Safe Softmax
Motivation
One of the issues that commonly comes up is the necessity for a safe softmax – that is, if there is an entire batch that is “masked out” or consists entirely of padding (which in the softmax case translates to being set to -inf
, then this will result in NaNs, which can lead to training divergence.
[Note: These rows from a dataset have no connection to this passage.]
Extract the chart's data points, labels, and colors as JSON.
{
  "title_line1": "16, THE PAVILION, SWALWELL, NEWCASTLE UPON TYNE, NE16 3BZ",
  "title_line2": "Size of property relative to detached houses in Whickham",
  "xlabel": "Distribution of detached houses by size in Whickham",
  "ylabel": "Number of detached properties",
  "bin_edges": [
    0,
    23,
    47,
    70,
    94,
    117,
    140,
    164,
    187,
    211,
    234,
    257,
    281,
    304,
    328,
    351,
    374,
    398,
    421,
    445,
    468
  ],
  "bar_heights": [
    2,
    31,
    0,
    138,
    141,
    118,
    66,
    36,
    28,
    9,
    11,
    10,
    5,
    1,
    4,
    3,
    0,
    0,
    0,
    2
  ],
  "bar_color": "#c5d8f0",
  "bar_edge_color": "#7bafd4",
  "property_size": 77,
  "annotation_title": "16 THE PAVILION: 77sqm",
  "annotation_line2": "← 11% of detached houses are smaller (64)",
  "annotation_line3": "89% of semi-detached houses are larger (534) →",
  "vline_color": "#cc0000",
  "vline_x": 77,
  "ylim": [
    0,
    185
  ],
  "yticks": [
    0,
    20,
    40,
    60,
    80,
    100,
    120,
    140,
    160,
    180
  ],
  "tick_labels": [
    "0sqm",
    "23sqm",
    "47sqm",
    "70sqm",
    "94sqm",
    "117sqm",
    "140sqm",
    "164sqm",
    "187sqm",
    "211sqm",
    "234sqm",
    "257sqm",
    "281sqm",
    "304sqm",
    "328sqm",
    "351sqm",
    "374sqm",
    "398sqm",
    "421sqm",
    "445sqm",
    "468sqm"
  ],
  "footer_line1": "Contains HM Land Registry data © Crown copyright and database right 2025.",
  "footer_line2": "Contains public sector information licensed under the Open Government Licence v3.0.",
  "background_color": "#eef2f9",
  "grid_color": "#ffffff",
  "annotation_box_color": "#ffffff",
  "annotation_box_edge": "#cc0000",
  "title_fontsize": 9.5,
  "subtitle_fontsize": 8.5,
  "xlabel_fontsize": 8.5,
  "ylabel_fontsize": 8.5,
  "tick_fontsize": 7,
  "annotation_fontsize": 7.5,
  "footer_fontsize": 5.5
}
For more detail on why this functionality is helpful, please find Issue 55056 - Feature Request for Safe Softmax.
Luckily, MaskedTensor has solved this issue already.
import torch
if "1.11.0" not in torch.__version__:
!pip uninstall --y torch
!pip install torch -f https://download.pytorch.org/whl/test/cu102/torch_test.html --pre
# Import factory function
from maskedtensor import masked_tensor
from maskedtensor import as_masked_tensor
data = torch.randn(3, 3)
mask = torch.tensor([
[True, False, False],
[True, False, True],
[False, False, False]
])
x = data.masked_fill(~mask, float('-inf'))
m = masked_tensor(data, mask)
PyTorch result:
x.softmax(0)
tensor([[0.3628, nan, 0.0000],
[0.6372, nan, 1.0000],
[0.0000, nan, 0.0000]])
MaskedTensor result:
m.softmax(0)
masked_tensor(
[
[ 0.3628, --, --],
[ 0.6372, --, 1.0000],
[ --, --, --]
]
)